I heard a horrible noise, like construction going on in the next lot. “What's that?”

“What?”

The noise stopped when she spoke, and I realized it had been the sound of her teeth grinding. If that was what I sounded like, I knew I would never get another gig or another date until I became more zen-like. Civilized women do not grind their teeth in the face of adversity. And unlike Sherilyn, I was civilized.

Looking at Sherilyn, I had a flash, a realization, that no matter what, I would rather be me, with all my flaws, than this unpleasant and shallow woman. She might have more money and more shoes, but being Lulu Malone, rather than this unseemly and malicious creature, was cause for gratitude, even celebration.

I felt a moment of pity for her. She was, after all, a totally unpleasant person, without friends or associates who valued her beyond her paycheques.

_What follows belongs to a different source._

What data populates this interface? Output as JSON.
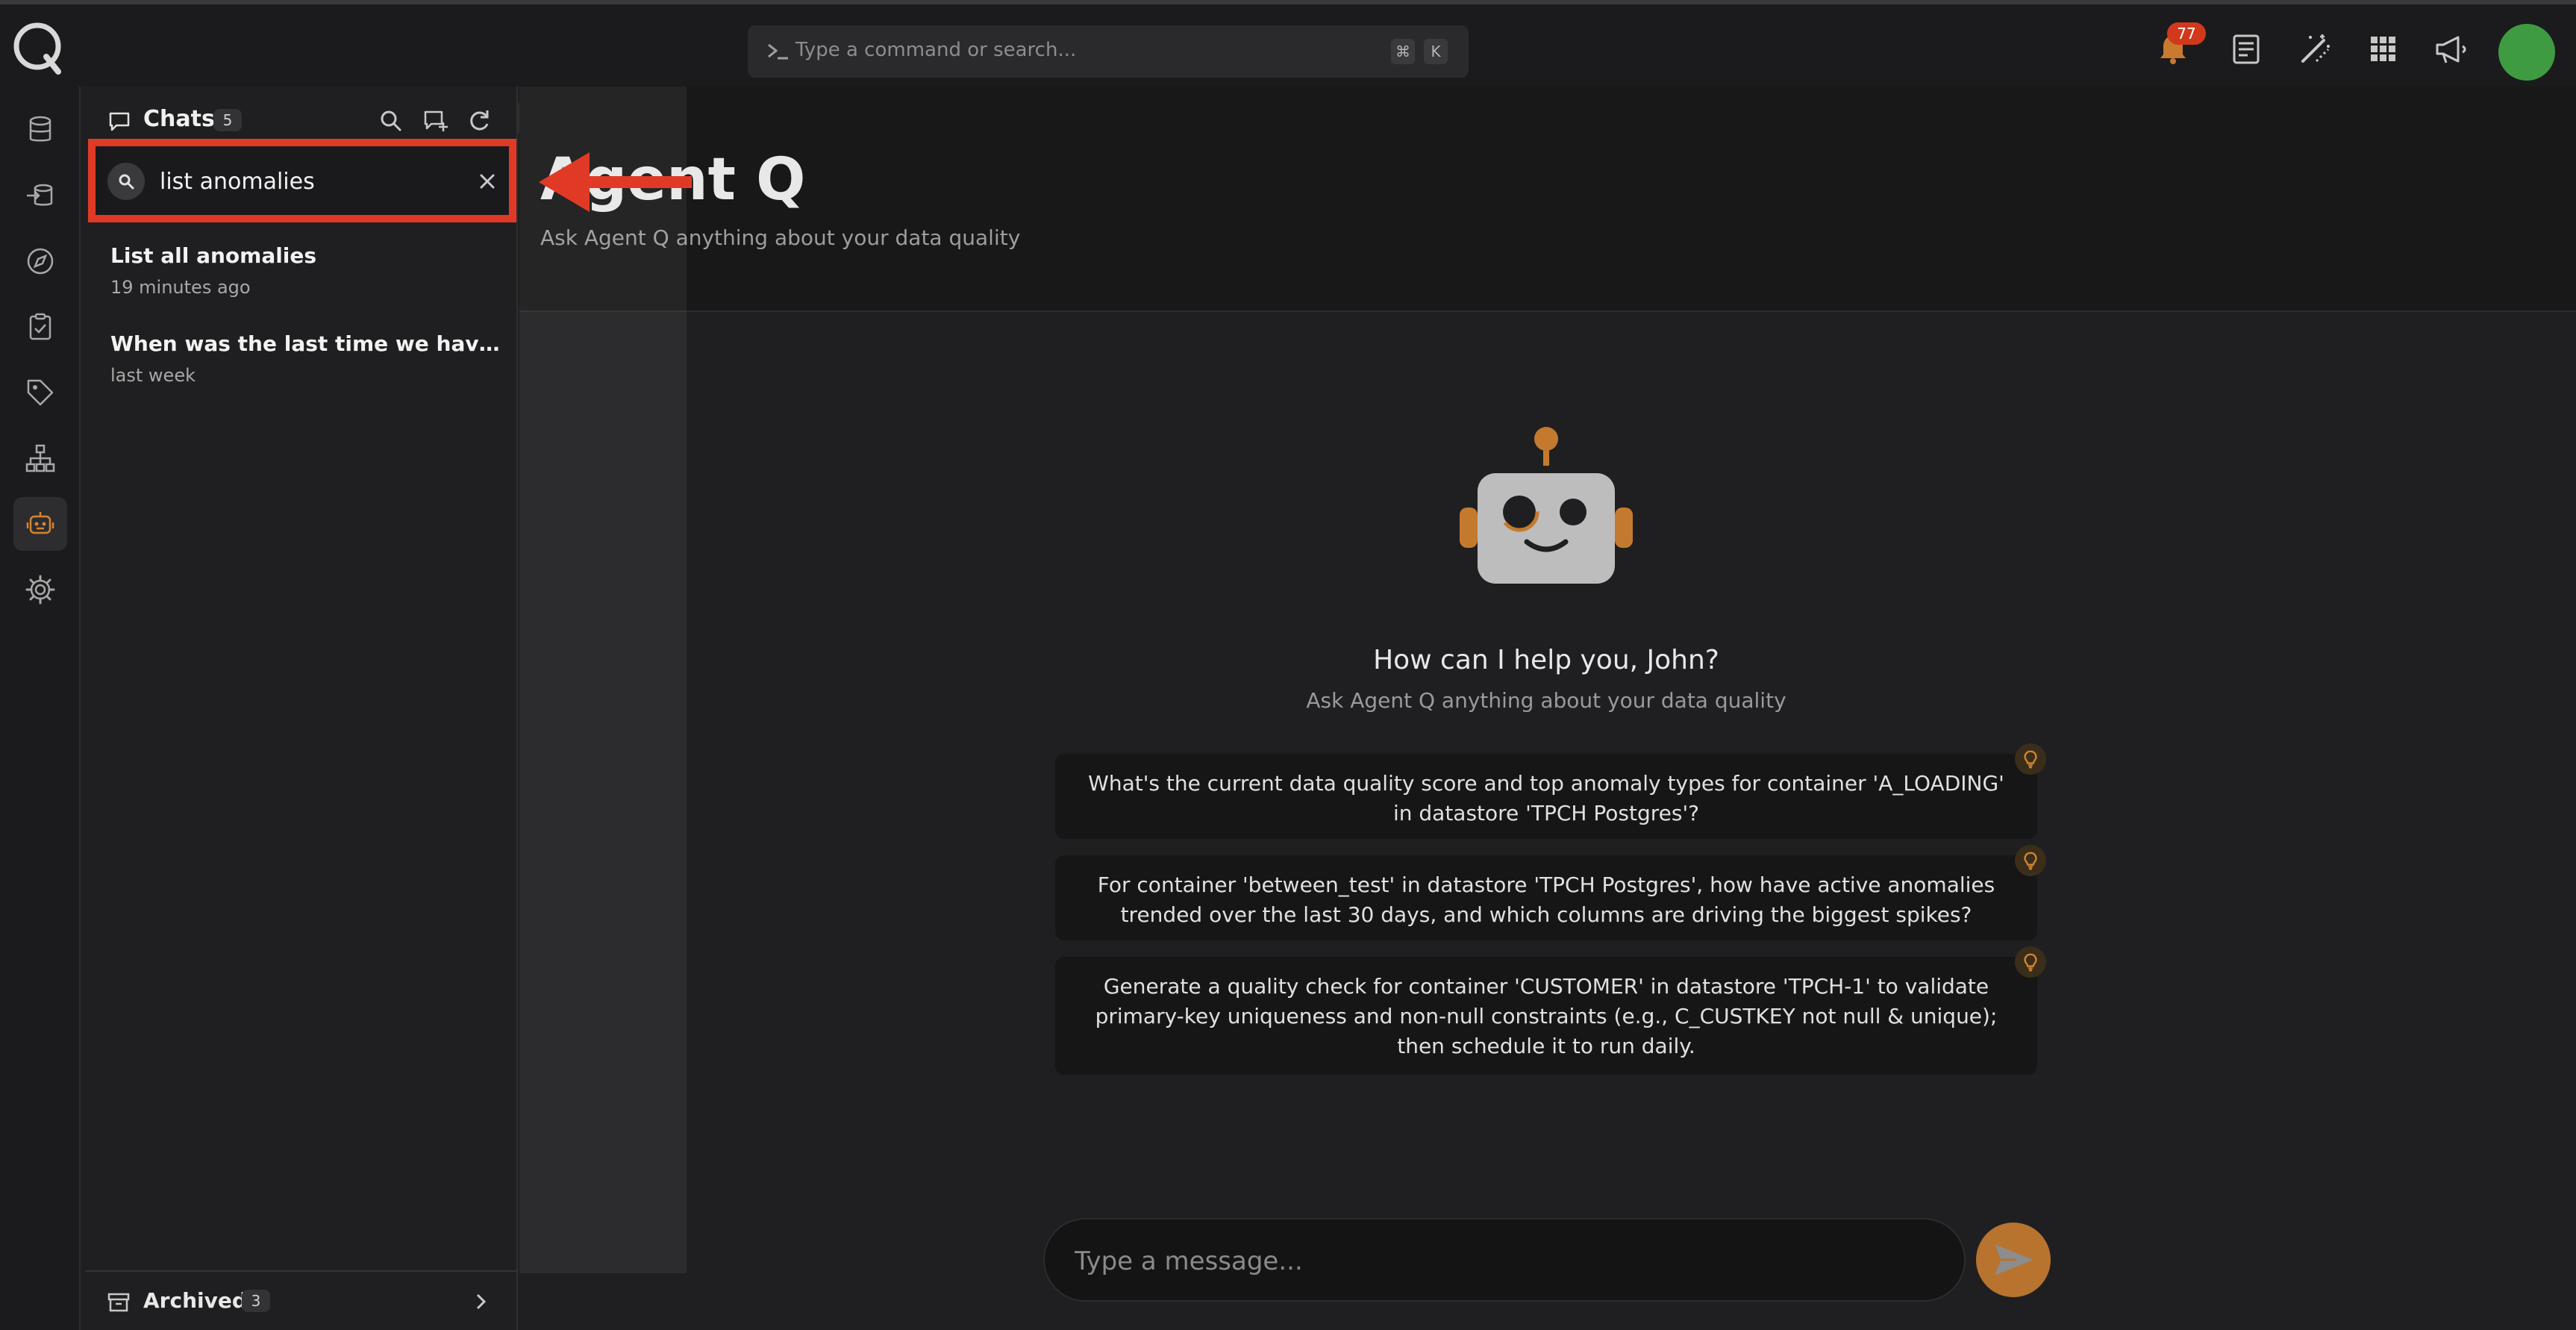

“Sherilyn,” I said, remembering the great scene in
Tootsie
, “seek therapy.”

I closed the door fast, and heard her portable phone hit the other side. There was a dent near the level of my ear on my side of the door. I decided that I should not lurk.
Feet, don't fail me now.
I wasted precious seconds trying to remember from which comedian I had stolen that thought, and decided on Flip Wilson.

I caught up to Hal and Horatio in the lobby, just as I heard Sherilyn shouting from her office.

“Dogs! I hate them!”

Or it could have been, “Dimples! I hate them!”

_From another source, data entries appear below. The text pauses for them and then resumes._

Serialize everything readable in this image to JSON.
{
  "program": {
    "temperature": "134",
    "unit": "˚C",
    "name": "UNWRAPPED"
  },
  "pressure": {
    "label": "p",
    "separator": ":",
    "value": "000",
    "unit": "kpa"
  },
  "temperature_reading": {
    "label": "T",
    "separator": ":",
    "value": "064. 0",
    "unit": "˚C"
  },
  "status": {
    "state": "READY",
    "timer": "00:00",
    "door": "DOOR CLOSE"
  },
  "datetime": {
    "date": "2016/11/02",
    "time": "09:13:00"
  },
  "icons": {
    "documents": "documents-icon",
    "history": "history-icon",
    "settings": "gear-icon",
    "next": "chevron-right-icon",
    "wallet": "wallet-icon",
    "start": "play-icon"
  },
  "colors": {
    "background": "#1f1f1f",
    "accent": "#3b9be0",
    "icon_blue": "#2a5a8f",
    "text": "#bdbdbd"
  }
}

I didn't bother to run back and ask her to clarify.

Hal and I loped Horatio out the door and into the back seat of my car. I jumped into the driver's side, and Hal slammed my door, and swivelled into his Camry, damned fast for a guy who looked as if he would not be too rattled by anything.

A pink tornado of rage burst through the door as we roared toward the exit. Something thunked against my rear windshield. In the rearview mirror, I saw a Prada shoe bouncing into the air and rolling on the concrete. Prada. Wow. She was plenty mad.

The shoe thing was brilliant, although, I was sure, derivative. Nevertheless, I made a mental note to remember it if ever I were asked to play a meltdown scene. It was great.